Start Simple

Question-based prompts are the best to start with. Extruct AI is finetuned to automatically determine what actions to take to fulfill your request.

Prompt examples:

  • What are the recent news associated with company X?
  • Find careers page URL of company X
  • What is the mission statement of company X?

Provide “How” Instructions

Some questions are easier to answer than others.

For example, What is the number of employees in company X? is more straightforward than What is the company X policy against web scraping?

When you are not satisfied with the quality of results, consider instructing Extruct on “how” to find the answer:

  • What search queries to search
  • What website pages to visit
  • What information to ignore

The example above can be improved into:

What is company X policy against web scraping?
Visit the company website and navigate to the "Terms of Service" page to find the answer.

Split Complex Prompts

AI Agents and LLMs often struggle with complex instructions. Thus, we suggest you split your complex task into many smaller ones.

For example, to find & analyze job openings in a company, instead of putting everything into a single task, consider splitting it like this:

  1. Find the careers page URL.
  2. Find job postings on the careers page found in Step 1.
  3. Find job postings of a company on LinkedIn (e.g. using site:linkedin.com/jobs/view intitle:<company name> filter)
  4. Analyse job postings from Step 2 and Step 3.
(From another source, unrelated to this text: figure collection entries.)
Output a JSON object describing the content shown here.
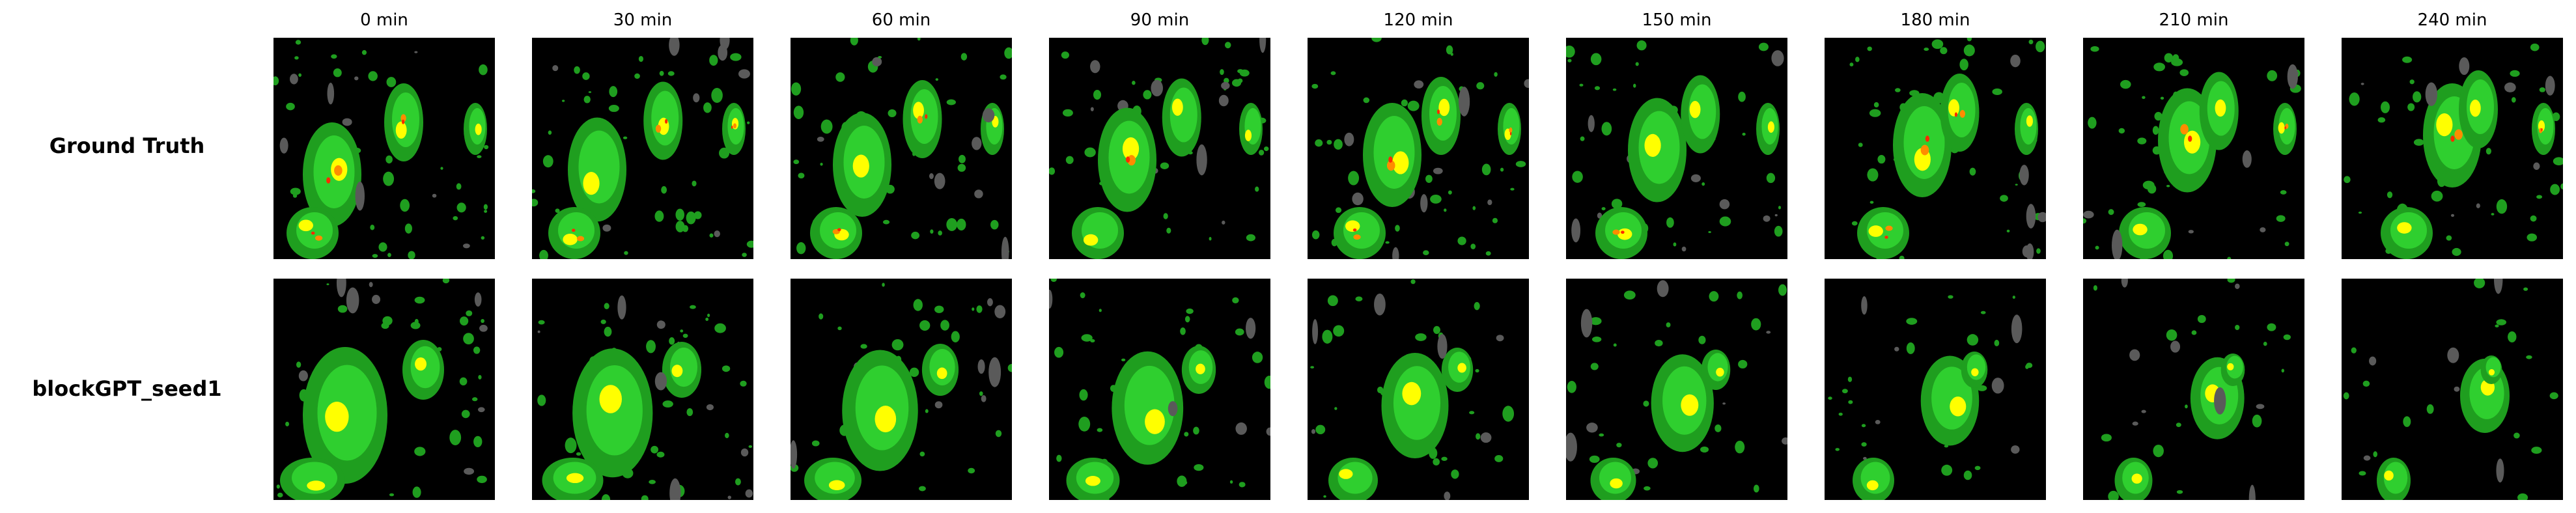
{
  "figure": {
    "columns": [
      "0 min",
      "30 min",
      "60 min",
      "90 min",
      "120 min",
      "150 min",
      "180 min",
      "210 min",
      "240 min"
    ],
    "rows": [
      {
        "label": "Ground Truth"
      },
      {
        "label": "blockGPT_seed1"
      }
    ],
    "colors": {
      "background": "#000000",
      "clutter": "#5a5a5a",
      "light_rain": "#1f9e1f",
      "moderate_rain": "#2fcf2f",
      "heavy_rain": "#ffff00",
      "intense_rain": "#ff8c00",
      "extreme_rain": "#ff2a00"
    }
  }
}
LLMs and autonomous AI agents are rapidly evolving areas of research. The Extruct AI team continuously monitors the best industry practices and cutting-edge research. We believe that AI agents will become increasingly autonomous in a few years as their planning and reasoning capabilities improve.

Customize Output Format

You can directly specify a custom format to the =EXTRUCT() function in the prompt. We usually add it at the end of the prompt. For example, here is the formatting instructions we use for c_key_people Prebuilt Agent:

...main prompt...

Output Format: plaintext bulleted list of key people. For every person, print the person's name,
position at the company, and LinkedIn profile (if available) in a format
'- <person name>, <position>: <linkedin profile>'. Avoid any additional commentary or narrative introduction.

Company Context: {input}

Leverage Site Filters

To ask the Agent to search specific websites, tell it to leverage site: filter. Here is an example from c_linkedin Prebuilt Agent:

Given the company context, find its LinkedIn profile URL (if it exists). Search internet with
'site:linkedin.com/company' filter. Make sure the profile found belongs to the company provided.
(e.g. matches by company name / website / other context). If you are not sure, output is Not Found.

Company context: {input}

Master Concatenation (&)

Do not forget spaces before and after the concatenation operator &. It won’t matter in most cases as the Agent is intelligent enough to understand the question. But it’s a good hygiene practice that might improve the quality of results at no cost.

Bad:

=EXTRUCT("Find the website of the company" & A1 & "visit the website and summarize the landing page")

Good:

=EXTRUCT("Find the website of the company " & A1 & ". Visit the website and summarize the landing page")

Minimize Narrative Introduction

Instruction-tuned LLMs are often trained to repeat the question in the answer, resulting in narrative introductory comments, like Here is a business model description of a company:.

To minimize this effect, we usually use one of these prompt additions:

  • Print <data you're looking for> only, nothing else.
  • Avoid any additional commentary or narrative introduction.
  • Output <data you're looking for> without any additional commentary.